Matthieu Chazal, un an après

21 Septembre 2025 , Rédigé par F.S Publié dans #l'évènement

Matthieu Chazal, un an après

Déjà un an que tu n’es plus là, Matthieu. Combien cette phrase est terriblement étrange à écrire, toi qui aurais eu 50 ans en juin dernier. Peu probable que tu aurais fêté cela autrement que simplement, avec quelques flacons de vin rouge et du saucisson, roulant tes habituelles clopes avec du papier Riz-La-Croix ou OCB…

Je revois encore les marronniers, près du château de Montfort, perché au-dessus de la Dordogne entre les communes de Vitrac et Carsac-Aillac. Ce samedi 21 septembre 2024, mon téléphone vibra d’un numéro inconnu, je laissais filer. Mais j’écoutais quand même peu après le message laissé sur la boîte vocale : c’était Jo (Johnny) qui m’apprenait la triste nouvelle. Il scrollait ton téléphone à la recherche de quelques noms, à prévenir. Huit jours plus tôt, j’étais avec Hélène à Barro, pour le festival photos que tu aimais tant, BarrObjectif, où tu exposas à trois reprises. Nous nous étions dit : « Mais pourquoi Matthieu n’est pas là ? », et en y réfléchissant nous nous souvenions que devait débuter le 19 septembre à Paris, galerie Taylor dans le 10e arrondissement, ton expo photos concomitante à la sortie de ton livre, Levant. Nous avions su ensuite que tu n’avais rien accroché du tout mais que d’autres s’en était chargé pour toi, car tu étais en train de te faire accrocher, toi, par le crabe et ses sales pinces au clou de la fin de vie, à l’hôpital Cochin…
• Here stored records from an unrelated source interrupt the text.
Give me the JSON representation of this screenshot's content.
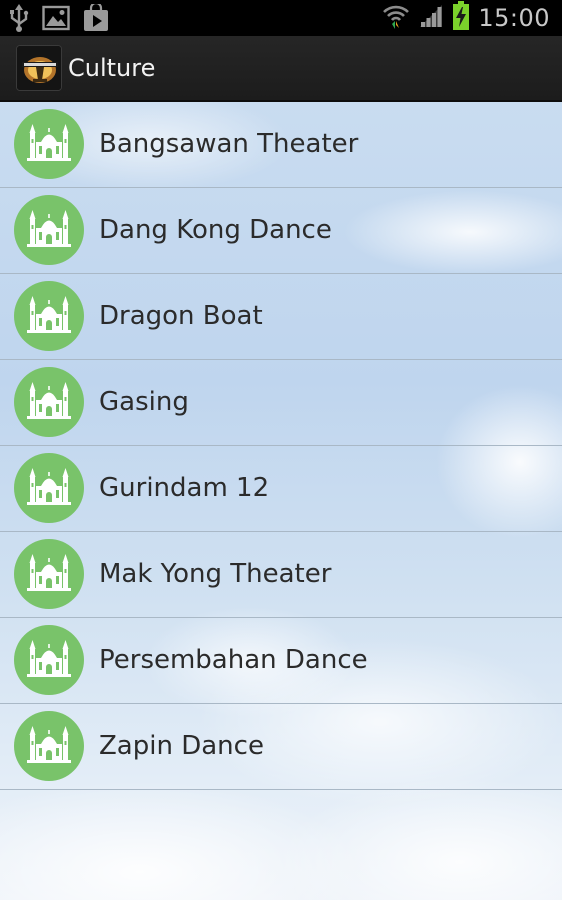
{
  "status_bar": {
    "time": "15:00",
    "left_icons": [
      "usb-icon",
      "image-icon",
      "play-store-icon"
    ],
    "right_icons": [
      "wifi-icon",
      "signal-icon",
      "battery-charging-icon"
    ]
  },
  "action_bar": {
    "title": "Culture",
    "app_icon": "app-logo-icon"
  },
  "list": {
    "items": [
      {
        "label": "Bangsawan Theater",
        "icon": "mosque-icon"
      },
      {
        "label": "Dang Kong Dance",
        "icon": "mosque-icon"
      },
      {
        "label": "Dragon Boat",
        "icon": "mosque-icon"
      },
      {
        "label": "Gasing",
        "icon": "mosque-icon"
      },
      {
        "label": "Gurindam 12",
        "icon": "mosque-icon"
      },
      {
        "label": "Mak Yong Theater",
        "icon": "mosque-icon"
      },
      {
        "label": "Persembahan Dance",
        "icon": "mosque-icon"
      },
      {
        "label": "Zapin Dance",
        "icon": "mosque-icon"
      }
    ]
  },
  "colors": {
    "icon_circle": "#79c36a",
    "action_bar": "#222222",
    "sky": "#c9dcf0"
  }
}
Moi qui aime tant les marronniers à l’automne, saison de la mélancolie et des souvenirs, ces mois de septembre et d’octobre où lumières et couleurs fauves s'embrassent, se marient, pour offrir à nos yeux de si beaux tableaux impressionnistes, aux photographes de si belles images... Cette nouvelle de ta mort, là, entre les vieux arbres et les vieilles pierres de la muraille de Montfort, m’a fait l’effet d’un basculement dans l’inconnu d’un grand vide. « Matthieu, mort ?! », me répétais-je intérieurement. Ces deux mots ne collaient décidément pas, même si je te savais malade depuis un moment, mais pas à ce point-là, et aujourd’hui encore je regrette de ne pas t’avoir vu davantage dans les quelques mois qui restaient.
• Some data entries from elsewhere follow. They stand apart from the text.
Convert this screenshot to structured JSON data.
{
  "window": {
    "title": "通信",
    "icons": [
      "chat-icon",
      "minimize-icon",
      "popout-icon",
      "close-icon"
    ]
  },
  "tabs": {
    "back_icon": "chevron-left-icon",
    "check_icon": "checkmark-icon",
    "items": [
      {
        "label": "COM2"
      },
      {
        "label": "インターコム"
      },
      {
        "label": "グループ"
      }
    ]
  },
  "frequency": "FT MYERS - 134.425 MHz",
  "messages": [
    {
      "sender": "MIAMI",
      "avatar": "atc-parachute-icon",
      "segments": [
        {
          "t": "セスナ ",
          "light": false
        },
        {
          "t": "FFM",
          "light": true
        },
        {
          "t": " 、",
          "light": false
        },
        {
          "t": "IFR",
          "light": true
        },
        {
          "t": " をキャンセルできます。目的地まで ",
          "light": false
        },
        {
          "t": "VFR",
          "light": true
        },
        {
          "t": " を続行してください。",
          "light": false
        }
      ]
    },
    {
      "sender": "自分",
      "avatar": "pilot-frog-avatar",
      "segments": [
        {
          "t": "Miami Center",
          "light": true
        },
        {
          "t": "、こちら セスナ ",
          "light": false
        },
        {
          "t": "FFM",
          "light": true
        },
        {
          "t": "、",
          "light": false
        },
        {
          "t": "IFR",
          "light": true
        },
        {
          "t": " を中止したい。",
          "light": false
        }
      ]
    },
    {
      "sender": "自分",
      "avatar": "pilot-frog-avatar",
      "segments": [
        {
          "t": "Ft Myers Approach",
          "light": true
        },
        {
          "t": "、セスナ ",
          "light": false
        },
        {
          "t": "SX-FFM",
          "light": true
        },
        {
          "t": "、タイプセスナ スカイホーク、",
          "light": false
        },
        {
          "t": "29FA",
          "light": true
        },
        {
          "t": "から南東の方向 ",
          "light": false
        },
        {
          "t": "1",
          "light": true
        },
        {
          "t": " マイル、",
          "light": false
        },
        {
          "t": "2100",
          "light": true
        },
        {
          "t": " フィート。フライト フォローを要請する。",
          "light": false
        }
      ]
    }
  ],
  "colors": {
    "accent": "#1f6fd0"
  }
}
Nous nous sommes retrouvés quelques-uns aujourd’hui, samedi 20 septembre 2025, un an plus tard, au cimetière monumental de Bardines, route de Saint-Jean-d’Angély à Angoulême. Il y avait là Laure-Hélène, ta compagne, quelques amis, Hugo, et même un chien. Nous avons déposé une plaque en ta mémoire, avec une photo de ton visage, cette incroyable « tête de Turc » qui était la tienne, et qui t'a ouvert tant de frontières et de portes, dans cet Orient, ce Levant que tu as tant parcouru, aimé passionnément. Tous ceux et celles qui voulaient ont pu dire un mot, au début ça n’était pas facile, mais c’est venu et quelqu’un a même chanté une très belle chanson, en anglais. Je n’étais pourtant pas pris par surprise, mais je n’avais pas vraiment préparé quelque chose ; heureusement, j’avais avec moi un de ces carnets qui ne me quittent jamais : j’ai retrouvé, en revenant quelques pages en arrière, ce passage des Chimères, dans les Vers dorés de Gérard de Nerval, que tu avais mis en exergue de ton livre (1). Je retrouve aussi cette citation lue par quelqu’un pendant les obsèques, à la cathédrale d’Angoulême : « Tu trouveras ton paradis dans le cœur de ceux qui se souviendront de toi. Ainsi, tu ne seras jamais seul ».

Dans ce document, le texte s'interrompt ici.